REST wins for public-facing APIs:

  • Every client library in every language, without codegen.
  • HTTP semantics browsers, proxies, caches, and firewalls already understand.
  • Debuggable with curl. Don’t underestimate this.
  • No protobuf version hell between external consumers and your schema.

I default to gRPC inside a service mesh and REST at the edge. GraphQL has its place for aggregation layers feeding BFFs, but it’s a third system, not a gRPC replacement.

A minimal .proto for the order service, using int64 minor units to match the domain:

// order_service.proto
syntax = "proto3";

package order.v1;
option go_package = "github.com/lookatitude/ecommerce/order/v1;orderv1";

import "google/protobuf/timestamp.proto";

service OrderService {
  rpc CreateOrder(CreateOrderRequest) returns (OrderResponse);
  rpc GetOrder(GetOrderRequest) returns (OrderResponse);
  rpc AddOrderItem(AddOrderItemRequest) returns (OrderResponse);
  rpc PlaceOrder(PlaceOrderRequest) returns (OrderResponse);
}

message Money {
  // Minor units (cents, pence, yen). Never use `double` for currency.
  int64  minor    = 1;
  // ISO 4217 code.
  string currency = 2;
}

message OrderItem {
  string product_id = 1;
  int32  quantity   = 2;
  Money  unit_price = 3;
  Money  subtotal   = 4;
}

message OrderResponse {
  string id          = 1;
  string customer_id = 2;
  repeated OrderItem items = 3;
  string status      = 4;
  Money  total       = 5;
  google.protobuf.Timestamp created_at = 6;
  google.protobuf.Timestamp updated_at = 7;
}

message CreateOrderRequest  { string customer_id = 1; }
message GetOrderRequest     { string order_id    = 1; }
message PlaceOrderRequest   { string order_id    = 1; }
message AddOrderItemRequest {
  string order_id   = 1;
  string product_id = 2;
  int32  quantity   = 3;
  Money  unit_price = 4;
}

The wire contract mirrors the domain: int64 minor + string currency.

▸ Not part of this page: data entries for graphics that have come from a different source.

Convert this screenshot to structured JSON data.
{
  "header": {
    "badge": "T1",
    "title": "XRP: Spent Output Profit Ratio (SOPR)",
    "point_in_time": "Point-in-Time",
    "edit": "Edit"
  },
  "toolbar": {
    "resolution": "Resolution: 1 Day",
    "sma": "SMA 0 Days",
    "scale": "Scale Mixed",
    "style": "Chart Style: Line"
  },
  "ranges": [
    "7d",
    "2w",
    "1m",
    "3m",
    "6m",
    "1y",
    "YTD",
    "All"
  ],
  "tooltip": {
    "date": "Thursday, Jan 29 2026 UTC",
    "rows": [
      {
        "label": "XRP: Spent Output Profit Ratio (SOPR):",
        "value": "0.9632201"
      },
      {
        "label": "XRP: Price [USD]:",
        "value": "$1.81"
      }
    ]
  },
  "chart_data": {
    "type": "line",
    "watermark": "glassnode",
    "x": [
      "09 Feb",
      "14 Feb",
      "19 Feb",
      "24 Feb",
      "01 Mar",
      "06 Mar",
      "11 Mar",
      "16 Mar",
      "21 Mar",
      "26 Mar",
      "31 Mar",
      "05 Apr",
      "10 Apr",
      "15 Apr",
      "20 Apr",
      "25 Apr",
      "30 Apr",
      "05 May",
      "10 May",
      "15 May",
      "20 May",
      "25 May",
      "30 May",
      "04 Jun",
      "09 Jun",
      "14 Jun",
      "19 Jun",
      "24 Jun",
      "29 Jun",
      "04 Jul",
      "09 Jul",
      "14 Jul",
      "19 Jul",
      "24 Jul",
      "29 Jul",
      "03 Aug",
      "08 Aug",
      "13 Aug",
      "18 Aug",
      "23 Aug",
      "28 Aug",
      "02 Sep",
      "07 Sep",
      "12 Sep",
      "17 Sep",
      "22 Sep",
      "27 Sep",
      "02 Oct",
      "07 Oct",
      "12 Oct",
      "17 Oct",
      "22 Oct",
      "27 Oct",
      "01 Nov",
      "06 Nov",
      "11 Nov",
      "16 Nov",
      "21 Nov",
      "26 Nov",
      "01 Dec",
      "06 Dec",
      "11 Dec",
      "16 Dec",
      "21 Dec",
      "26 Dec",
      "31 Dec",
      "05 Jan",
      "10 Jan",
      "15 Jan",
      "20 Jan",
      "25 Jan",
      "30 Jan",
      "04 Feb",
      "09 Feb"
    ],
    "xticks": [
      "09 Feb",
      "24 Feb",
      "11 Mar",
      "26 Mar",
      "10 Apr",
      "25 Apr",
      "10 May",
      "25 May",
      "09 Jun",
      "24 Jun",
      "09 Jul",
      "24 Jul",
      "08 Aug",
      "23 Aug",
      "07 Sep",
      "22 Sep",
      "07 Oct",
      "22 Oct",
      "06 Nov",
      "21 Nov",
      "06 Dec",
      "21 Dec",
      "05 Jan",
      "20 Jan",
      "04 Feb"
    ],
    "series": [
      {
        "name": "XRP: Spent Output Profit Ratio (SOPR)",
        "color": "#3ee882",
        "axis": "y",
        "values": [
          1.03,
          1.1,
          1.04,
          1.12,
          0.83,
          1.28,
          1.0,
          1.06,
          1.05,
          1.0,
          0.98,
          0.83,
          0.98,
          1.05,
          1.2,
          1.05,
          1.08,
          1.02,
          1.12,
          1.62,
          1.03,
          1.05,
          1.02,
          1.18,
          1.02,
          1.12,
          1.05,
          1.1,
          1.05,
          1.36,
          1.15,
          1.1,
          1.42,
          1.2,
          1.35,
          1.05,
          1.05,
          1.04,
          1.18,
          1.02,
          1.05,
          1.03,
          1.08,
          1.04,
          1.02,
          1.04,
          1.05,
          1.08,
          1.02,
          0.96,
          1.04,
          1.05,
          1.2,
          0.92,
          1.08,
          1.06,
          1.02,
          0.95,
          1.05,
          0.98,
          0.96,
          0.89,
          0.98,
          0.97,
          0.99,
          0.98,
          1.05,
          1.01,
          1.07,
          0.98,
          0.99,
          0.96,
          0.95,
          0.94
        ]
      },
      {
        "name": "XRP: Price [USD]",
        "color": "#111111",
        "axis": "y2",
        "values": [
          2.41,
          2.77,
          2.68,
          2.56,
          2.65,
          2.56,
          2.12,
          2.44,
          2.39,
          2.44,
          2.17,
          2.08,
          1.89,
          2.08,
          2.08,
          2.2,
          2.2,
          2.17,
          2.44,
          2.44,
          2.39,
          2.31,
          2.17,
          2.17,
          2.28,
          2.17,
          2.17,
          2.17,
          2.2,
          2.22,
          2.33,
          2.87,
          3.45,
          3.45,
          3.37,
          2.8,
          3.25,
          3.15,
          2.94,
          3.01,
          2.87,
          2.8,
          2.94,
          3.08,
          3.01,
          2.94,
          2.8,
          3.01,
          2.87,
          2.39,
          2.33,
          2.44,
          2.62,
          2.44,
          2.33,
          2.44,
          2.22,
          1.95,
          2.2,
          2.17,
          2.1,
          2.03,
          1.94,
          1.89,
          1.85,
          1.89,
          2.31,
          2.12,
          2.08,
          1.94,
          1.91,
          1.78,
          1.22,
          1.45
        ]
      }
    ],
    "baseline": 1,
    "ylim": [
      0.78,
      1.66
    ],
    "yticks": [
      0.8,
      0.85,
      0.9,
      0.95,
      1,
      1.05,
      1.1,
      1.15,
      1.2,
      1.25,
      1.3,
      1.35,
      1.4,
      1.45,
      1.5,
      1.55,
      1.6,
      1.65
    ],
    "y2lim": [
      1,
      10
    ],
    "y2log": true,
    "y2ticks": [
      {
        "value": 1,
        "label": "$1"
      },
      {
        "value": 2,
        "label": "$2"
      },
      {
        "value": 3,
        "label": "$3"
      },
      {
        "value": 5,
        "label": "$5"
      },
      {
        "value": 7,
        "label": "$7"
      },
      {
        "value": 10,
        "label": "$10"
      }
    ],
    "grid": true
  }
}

If you ever see double amount in a proto for money, the person who wrote it hasn’t been through a reconciliation incident yet.

Observability: Correlation IDs or You’re Blind

In a distributed system, “I’ll grep the logs” stops working the moment a request crosses a service boundary. You need three things working together:

  1. Structured logging with consistent field names across services.
  2. Distributed traces (OpenTelemetry) with automatic context propagation.
  3. Correlation IDs flowing as metadata on every call — gRPC metadata, HTTP headers, event envelopes.

A minimal structured logger with OTel trace correlation:

// obs/logger.go
package obs

import (
    "context"

    "go.opentelemetry.io/otel/trace"
    "go.uber.org/zap"
)

func FromContext(ctx context.Context, base *zap.Logger) *zap.Logger {
    span := trace.SpanFromContext(ctx)
    sc := span.SpanContext()
    if !sc.IsValid() {
        return base
    }
    return base.With(
        zap.String("trace_id", sc.TraceID().String()),
        zap.String("span_id", sc.SpanID().String()),
    )
}

Every log line in a request lands with a trace_id. Paste that ID into Jaeger/Tempo and you get the full cross-service timeline. Grep for it in Loki/ELK and you get every log across every service. That’s the superpower — one ID, complete picture.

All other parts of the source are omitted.